Au lever du jour, nous visitons la ferme. Les animaux vivent au grand air et tout est minutieusement recyclé. Les fleurs ont la couleur de l’été et les oiseaux nous invitent dans leur retraite. « For it is giving that we receive », peut-on lire sur l’un des petits panneaux vert qui jalonnent la pelouse conduisant à la chapelle. Bernadette a revêtu le traditionnel sari, une rose rouge dans la chevelure. Tout un symbole pour les jeunes femmes de l’équipe qui nous accompagnent.
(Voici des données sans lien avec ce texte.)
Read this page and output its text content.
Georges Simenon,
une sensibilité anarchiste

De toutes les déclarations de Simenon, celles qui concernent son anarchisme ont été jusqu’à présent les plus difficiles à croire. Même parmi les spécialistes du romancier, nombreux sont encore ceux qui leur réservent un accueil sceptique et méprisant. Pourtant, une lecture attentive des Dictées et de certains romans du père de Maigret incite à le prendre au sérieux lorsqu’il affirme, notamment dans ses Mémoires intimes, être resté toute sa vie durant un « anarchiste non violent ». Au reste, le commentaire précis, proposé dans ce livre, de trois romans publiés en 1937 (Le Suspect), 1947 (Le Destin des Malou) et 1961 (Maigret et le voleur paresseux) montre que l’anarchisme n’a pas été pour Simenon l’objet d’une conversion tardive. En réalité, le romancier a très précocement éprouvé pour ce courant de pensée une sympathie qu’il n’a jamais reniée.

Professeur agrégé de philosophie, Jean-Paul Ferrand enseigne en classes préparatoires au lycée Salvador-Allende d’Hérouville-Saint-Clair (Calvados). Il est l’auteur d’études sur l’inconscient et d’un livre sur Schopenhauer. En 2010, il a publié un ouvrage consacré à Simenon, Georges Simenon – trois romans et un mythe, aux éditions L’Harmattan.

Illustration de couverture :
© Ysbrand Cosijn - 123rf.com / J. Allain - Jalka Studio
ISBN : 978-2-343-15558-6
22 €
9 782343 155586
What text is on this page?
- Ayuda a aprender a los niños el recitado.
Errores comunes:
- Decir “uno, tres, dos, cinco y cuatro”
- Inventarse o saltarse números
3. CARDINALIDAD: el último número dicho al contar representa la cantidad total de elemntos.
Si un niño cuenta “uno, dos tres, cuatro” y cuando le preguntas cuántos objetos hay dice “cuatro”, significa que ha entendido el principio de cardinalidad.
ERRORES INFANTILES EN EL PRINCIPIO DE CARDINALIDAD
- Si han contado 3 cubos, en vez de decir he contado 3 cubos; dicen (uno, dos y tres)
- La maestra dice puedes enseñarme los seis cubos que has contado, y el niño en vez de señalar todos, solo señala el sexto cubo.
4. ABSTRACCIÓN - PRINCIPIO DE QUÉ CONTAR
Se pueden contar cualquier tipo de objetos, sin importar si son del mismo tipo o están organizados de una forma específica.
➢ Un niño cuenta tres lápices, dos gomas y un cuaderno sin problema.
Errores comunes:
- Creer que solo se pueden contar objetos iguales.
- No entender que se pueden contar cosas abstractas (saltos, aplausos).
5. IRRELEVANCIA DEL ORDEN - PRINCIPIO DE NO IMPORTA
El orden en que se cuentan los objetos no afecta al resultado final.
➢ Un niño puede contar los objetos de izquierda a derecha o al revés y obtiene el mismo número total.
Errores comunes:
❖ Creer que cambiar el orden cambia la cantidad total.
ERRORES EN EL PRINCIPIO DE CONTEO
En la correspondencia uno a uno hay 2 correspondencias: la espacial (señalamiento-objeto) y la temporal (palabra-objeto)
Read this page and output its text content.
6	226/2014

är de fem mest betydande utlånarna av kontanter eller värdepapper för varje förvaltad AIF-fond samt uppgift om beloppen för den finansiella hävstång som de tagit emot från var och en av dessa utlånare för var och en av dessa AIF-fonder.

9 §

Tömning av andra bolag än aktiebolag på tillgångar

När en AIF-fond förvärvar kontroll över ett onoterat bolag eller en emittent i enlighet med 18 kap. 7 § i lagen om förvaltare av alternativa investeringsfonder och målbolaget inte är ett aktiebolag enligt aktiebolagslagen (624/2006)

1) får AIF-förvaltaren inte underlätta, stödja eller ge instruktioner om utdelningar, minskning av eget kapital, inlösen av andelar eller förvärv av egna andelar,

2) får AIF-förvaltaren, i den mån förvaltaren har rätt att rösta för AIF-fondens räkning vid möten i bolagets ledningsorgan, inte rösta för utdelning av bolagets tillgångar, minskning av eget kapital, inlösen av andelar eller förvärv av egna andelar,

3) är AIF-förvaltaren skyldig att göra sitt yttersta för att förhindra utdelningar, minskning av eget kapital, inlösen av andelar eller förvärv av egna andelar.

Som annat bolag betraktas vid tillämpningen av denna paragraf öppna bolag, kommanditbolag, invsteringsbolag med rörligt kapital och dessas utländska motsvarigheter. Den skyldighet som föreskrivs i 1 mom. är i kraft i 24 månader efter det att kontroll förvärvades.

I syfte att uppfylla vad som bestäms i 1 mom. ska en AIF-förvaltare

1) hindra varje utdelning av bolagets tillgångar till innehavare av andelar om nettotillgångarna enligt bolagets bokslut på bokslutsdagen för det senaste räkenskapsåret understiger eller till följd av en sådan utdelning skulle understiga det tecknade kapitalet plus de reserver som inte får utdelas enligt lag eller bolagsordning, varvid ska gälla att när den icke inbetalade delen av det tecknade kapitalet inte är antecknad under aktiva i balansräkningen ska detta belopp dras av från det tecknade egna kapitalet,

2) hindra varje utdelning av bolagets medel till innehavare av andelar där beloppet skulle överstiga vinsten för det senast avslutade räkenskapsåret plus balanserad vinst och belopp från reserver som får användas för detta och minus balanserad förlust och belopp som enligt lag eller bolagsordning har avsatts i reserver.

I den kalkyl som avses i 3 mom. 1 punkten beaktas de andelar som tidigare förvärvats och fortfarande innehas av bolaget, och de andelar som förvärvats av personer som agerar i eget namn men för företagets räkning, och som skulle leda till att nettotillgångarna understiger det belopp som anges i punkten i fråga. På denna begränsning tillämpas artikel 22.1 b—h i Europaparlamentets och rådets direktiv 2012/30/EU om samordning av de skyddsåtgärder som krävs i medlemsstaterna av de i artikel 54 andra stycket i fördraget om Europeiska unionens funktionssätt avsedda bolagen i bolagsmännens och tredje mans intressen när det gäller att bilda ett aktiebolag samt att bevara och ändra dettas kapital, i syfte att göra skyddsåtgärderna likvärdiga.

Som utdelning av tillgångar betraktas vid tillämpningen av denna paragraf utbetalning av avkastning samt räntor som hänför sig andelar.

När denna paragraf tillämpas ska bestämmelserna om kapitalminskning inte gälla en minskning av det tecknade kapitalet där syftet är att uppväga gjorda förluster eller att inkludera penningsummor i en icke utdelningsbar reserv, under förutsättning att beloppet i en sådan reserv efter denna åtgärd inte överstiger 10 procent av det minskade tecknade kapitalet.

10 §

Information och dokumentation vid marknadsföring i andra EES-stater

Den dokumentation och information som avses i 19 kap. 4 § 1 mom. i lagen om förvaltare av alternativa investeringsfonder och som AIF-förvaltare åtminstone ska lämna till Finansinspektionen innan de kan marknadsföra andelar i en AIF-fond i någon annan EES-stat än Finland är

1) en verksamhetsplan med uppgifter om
Une grande bâtisse au milieu de la palmeraie. Sur le fronton, les portraits de Gandhi et de Mère Teresa. En l’absence du maître des lieux, nous sommes reçus par sa femme à l’hôpital psychiatrique de Seon. Nous déambulons au milieu des rangées de lits. Hommes, femmes, enfants, nous observent les yeux hagards. Nous sommes profondément touchés. Assis dans un coin, une vieille femme nous tend ses bras décharnés. Son regard avide d’amour fait tomber toutes nos réticences. Nous lui tenons longuement la main. Plus loin, un enfant, le front couvert de cicatrices, se débat avec la cordelette qui le retient prisonnier. Créé par Fr. Paulus en 1999, l’ashram procure soins médicaux, nourriture et vêtements à plus de 300 résidents, femmes âgées, violées, veuves, orphelins et autres victimes de la rue. Fr. Paulus a reçu de nombreuses récompenses pour son dévouement exceptionnel. De retour d’une mission à Bangalore, il m’enserre dans ses bras. Je sais déjà que nous reviendrons.
Fr. Alwins, le Supérieur de la communauté, est joint par téléphone. Il est actuellement à Paris où il poursuit un master de 3ème cycle en langue française. Il propose de nous rencontrer lors d’un passage à Lyon. « Incredible India ».
Vishalakshi accoure à notre rencontre. Krishnappa grimpe avec une étonnante agilité au sommet du cocotier. Des voisins viennent se joindre à nous. Nous faisons le plein d’images, de sensations, de regards et de sourires partagés. Vishalakshi se prosterne devant nous comme ses bienfaiteurs. L’émotion est réelle. Nous quittons notre famille indienne le cœur un peu serré mais rempli d’une joie immense.
A l’office du matin au milieu des jeunes qui psalmodient des chants à la gloire du Dieu chrétien, je ressens une profonde gratitude pour cette Inde généreuse qui est venue à nous. A Shingeri, nous nous mêlons aux pèlerins pour le repas servi gracieusement à l’ashram. Quelques fidèles semblent s’amuser de notre embarras à saisir le riz de la main droite, comme il est de coutume. Au milieu de cette foule rieuse, nous ressentons une réelle communion.
Nous visitons encore les temples de Belur et Halebid avant de rejoindre Bangalore. Quelques achats de dernière heure dans les emporiums, un dernier témoignage d’amitié à notre complice Nataraja, et l’avion nous ramène en terre connue. Gorgia Manganelli, en 1995, dans un récit magnifique « Itinéraire indien » posait cette question : « Aimes-tu l’Inde ? » En déroulant aujourd’hui le fil de mes souvenirs, j’ai le sentiment d’avoir vécu une expérience humaine incomparable. « This is India and I love it ».